Monday, August 3, 2009

Intensifiers, or It's a reasonable language

I get frustrated with editors who insist that our language is logical. It's not. At best, it's reasonable.

For instance, I still run into editors who forbid the double negative (which is fine with me as a style guide issue) because "two negatives make a positive." Apparently, when someone says "I ain't got no money" these editors completely misunderstand the speaker even though every one else standing around knows exactly what the speaker means: he's broke. These editors don't seem to realize that negatives are, like "very" or "really, really", intensifiers.

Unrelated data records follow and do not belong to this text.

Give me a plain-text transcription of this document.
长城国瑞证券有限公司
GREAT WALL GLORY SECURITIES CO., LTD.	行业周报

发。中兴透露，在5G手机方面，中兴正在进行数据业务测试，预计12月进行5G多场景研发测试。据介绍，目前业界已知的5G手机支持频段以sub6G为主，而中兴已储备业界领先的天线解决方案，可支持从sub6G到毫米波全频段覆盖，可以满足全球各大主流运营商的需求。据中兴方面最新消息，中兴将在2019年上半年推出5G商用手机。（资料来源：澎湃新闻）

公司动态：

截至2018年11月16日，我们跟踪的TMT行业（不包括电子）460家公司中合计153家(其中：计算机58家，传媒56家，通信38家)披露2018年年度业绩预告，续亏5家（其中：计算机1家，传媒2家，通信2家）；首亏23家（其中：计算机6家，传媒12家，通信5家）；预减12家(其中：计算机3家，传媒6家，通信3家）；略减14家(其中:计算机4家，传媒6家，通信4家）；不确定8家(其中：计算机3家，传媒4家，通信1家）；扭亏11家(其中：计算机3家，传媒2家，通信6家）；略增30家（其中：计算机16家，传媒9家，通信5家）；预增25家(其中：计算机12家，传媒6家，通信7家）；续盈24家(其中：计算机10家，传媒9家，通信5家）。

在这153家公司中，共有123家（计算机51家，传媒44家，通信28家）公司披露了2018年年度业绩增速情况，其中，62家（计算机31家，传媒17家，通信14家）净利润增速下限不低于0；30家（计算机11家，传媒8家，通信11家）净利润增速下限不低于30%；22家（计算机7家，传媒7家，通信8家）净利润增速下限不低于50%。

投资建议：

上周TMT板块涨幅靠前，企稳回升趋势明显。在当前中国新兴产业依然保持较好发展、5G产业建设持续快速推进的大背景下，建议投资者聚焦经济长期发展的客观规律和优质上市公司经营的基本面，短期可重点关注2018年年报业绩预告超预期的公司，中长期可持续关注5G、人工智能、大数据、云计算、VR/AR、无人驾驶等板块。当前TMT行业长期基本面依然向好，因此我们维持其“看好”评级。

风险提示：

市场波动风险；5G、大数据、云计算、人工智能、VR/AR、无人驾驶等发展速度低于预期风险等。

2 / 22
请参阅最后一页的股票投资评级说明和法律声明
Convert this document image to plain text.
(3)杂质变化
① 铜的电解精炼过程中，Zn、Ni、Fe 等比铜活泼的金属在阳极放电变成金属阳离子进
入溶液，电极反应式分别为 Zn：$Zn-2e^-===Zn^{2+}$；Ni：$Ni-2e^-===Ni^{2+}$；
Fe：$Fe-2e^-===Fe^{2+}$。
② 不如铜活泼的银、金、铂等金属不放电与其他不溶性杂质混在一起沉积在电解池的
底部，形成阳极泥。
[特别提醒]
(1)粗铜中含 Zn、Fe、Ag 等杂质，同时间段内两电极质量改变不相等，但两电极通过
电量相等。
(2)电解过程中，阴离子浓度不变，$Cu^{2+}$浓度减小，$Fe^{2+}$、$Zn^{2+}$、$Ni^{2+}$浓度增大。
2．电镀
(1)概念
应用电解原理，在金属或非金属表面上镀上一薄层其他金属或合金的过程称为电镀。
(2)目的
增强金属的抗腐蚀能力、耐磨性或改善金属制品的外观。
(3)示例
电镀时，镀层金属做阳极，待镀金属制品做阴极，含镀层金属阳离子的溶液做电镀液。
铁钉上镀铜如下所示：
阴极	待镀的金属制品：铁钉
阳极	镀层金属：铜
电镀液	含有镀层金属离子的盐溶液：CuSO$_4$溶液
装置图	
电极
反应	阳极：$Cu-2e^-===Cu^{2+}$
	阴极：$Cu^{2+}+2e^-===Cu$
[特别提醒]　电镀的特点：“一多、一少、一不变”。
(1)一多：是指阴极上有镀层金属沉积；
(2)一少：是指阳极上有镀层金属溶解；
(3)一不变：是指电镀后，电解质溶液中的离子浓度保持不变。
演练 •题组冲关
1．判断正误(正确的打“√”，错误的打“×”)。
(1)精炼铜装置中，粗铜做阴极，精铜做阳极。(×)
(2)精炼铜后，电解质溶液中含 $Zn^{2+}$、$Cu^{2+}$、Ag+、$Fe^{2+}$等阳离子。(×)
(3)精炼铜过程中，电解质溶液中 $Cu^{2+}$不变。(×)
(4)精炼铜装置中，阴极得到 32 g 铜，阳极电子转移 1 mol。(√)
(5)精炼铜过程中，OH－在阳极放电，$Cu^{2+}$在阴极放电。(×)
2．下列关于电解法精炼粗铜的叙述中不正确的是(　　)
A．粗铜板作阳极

These people would also argue with Thomas Jefferson in forming a "more perfect union" because, after all, once you're perfect you have to stop--you can't go beyond perfect. Yet every reader knows what he means.

Statements like "ain't got no", "more perfect", "a little bit pregnant" all convey meaning and are prefectly reasonable things to say, however much they violate the rules of logic. Based on our purpose with the audience we may choose to avoid them but we can't claim they're wrong.

Someone said that in English a single negative is a negative ("I've got no money"), and two negatives is very negative ("I ain't got no..."), and two negatives can even be a positive ("What he hasn't got is no money"), but two positives can never be a negative. To which someone in the audience responded sarcastically "Yeah, right."